Political Perpetual Motion

Suppose a group approaches your city government with a proposal for clean energy in your city. You go to the town hall meeting, and the proposal sounds good to start with. They’ve identified some real problems in your city, and they’ve been able to present the problems clearly. As they start to lay out their solution, they’re clear and compelling, and you’re really exited about it…until you realize that the core of the whole approach is a perpetual motion machine.

You can’t believe they would seriously propose that, so you ask outright: “So…am I hearing that the foundation of your new power plant is a perpetual motion machine?”

“Well, yeah,” they say, “but you have to understand that the other perpetual motion machines you’ve heard about didn’t implement the theory properly. This one’s gonna be different.”

How likely are you to keep listening?

Suppose they complain that you’re no longer listening; why won’t you hear them out? Well, for the same reason that the U.S. Patent Office stopped accepting patents on perpetual motion machines — because all of them contradict known realities about the way the world works. It’s a waste of time.

***

For those of us who pay attention to the real-world results of experiments in political philosophy, this is what it’s like when someone highlights real problems in our society, but then moves into analysis and policy prescriptions based in a Marxist view of the world.

Marx was wrong, period. He didn’t understand human motivation or the value of risk — major mistakes for an economist. He overestimated the ability of human planning to account for the complexities of the real world (to be fair to him, this was the intellectual fashion of his time, but we should certainly know better now). Every place his ideas have been put into practice at scale, the result has been bureaucratic nightmare and economic disaster. Safely sheltered from real-world consequences in the hothouse environment of the university, our academics have been cultivating new and virulent strains of Marxist theory. However good they may sound in a graduate seminar, they fail dramatically in the real world. They are (to borrow a phrase from Peter Hitchens) “a beautiful idea, and a terrible reality.”
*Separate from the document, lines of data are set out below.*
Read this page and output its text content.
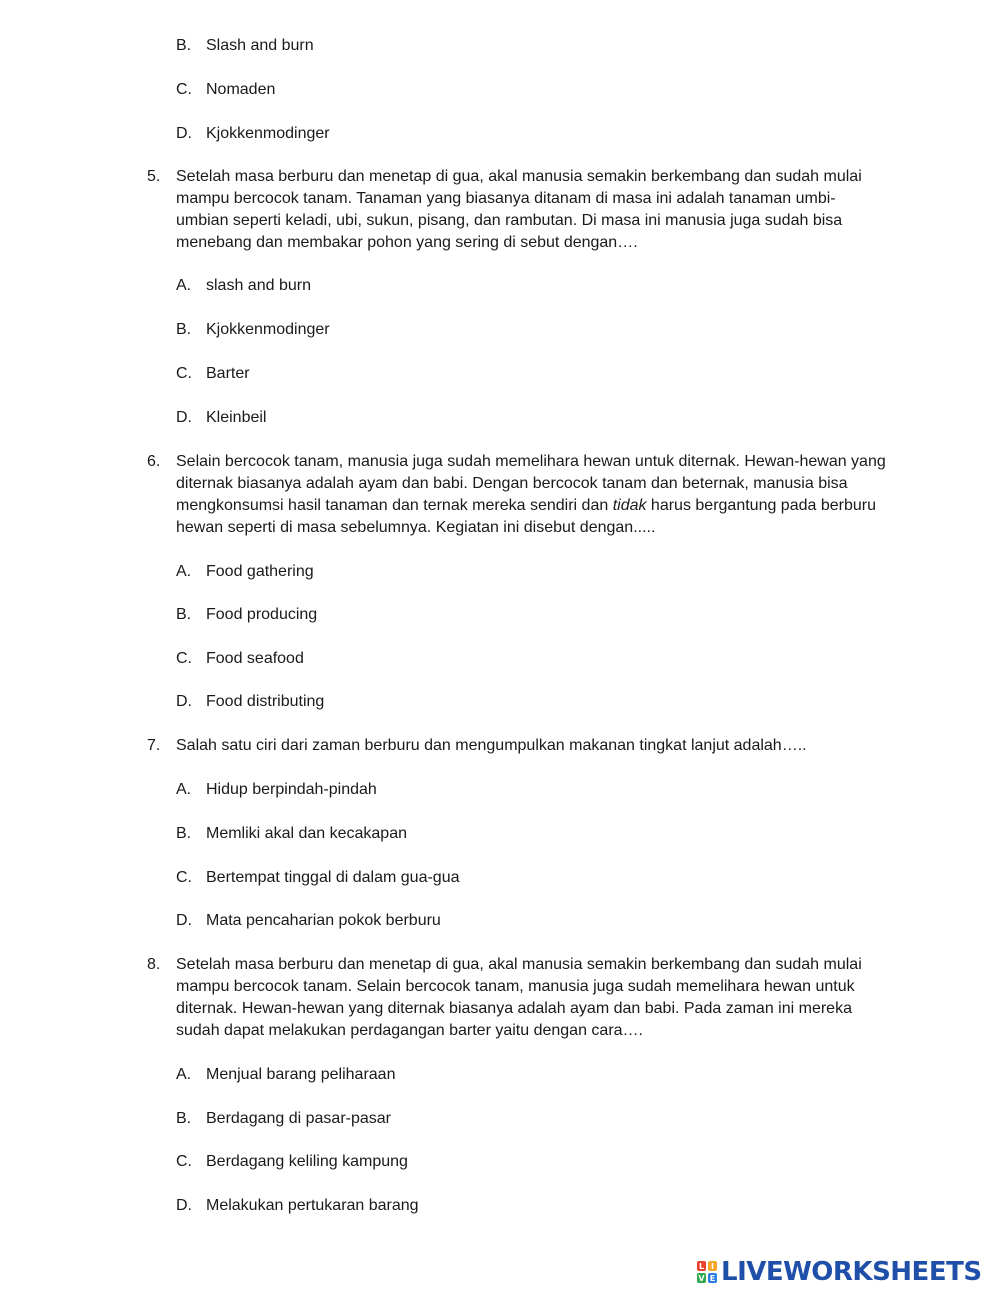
B. Slash and burn
C. Nomaden
D. Kjokkenmodinger
5. Setelah masa berburu dan menetap di gua, akal manusia semakin berkembang dan sudah mulai mampu bercocok tanam. Tanaman yang biasanya ditanam di masa ini adalah tanaman umbi-umbian seperti keladi, ubi, sukun, pisang, dan rambutan. Di masa ini manusia juga sudah bisa menebang dan membakar pohon yang sering di sebut dengan….
A. slash and burn
B. Kjokkenmodinger
C. Barter
D. Kleinbeil
6. Selain bercocok tanam, manusia juga sudah memelihara hewan untuk diternak. Hewan-hewan yang diternak biasanya adalah ayam dan babi. Dengan bercocok tanam dan beternak, manusia bisa mengkonsumsi hasil tanaman dan ternak mereka sendiri dan tidak harus bergantung pada berburu hewan seperti di masa sebelumnya. Kegiatan ini disebut dengan.....
A. Food gathering
B. Food producing
C. Food seafood
D. Food distributing
7. Salah satu ciri dari zaman berburu dan mengumpulkan makanan tingkat lanjut adalah…..
A. Hidup berpindah-pindah
B. Memliki akal dan kecakapan
C. Bertempat tinggal di dalam gua-gua
D. Mata pencaharian pokok berburu
8. Setelah masa berburu dan menetap di gua, akal manusia semakin berkembang dan sudah mulai mampu bercocok tanam. Selain bercocok tanam, manusia juga sudah memelihara hewan untuk diternak. Hewan-hewan yang diternak biasanya adalah ayam dan babi. Pada zaman ini mereka sudah dapat melakukan perdagangan barter yaitu dengan cara….
A. Menjual barang peliharaan
B. Berdagang di pasar-pasar
C. Berdagang keliling kampung
D. Melakukan pertukaran barang
L I
V E LIVEWORKSHEETS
The real-world failures of Marxist theories in turn cause a fundamental problem in the conversations we’re having about how to address the injustices found in our culture. We have real and outstanding injustices that must be addressed, but often the most popular proposals for addressing them rely on utterly false assumptions about how the world works, and this creates a serious problem in the conversation.

On the one hand, I love the people I’m talking to, and I owe it to them to hear them out. It won’t do to take real injustices lightly — which is what I’ll be doing if I dismiss the entire conversation out of hand. On the other hand, the policy prescriptions on the table are wicked, and too much damage has already been done by foolish people who take them seriously.

We can’t do more of that nonsense. It’s failed everywhere it’s been tried. Let’s do something that might work.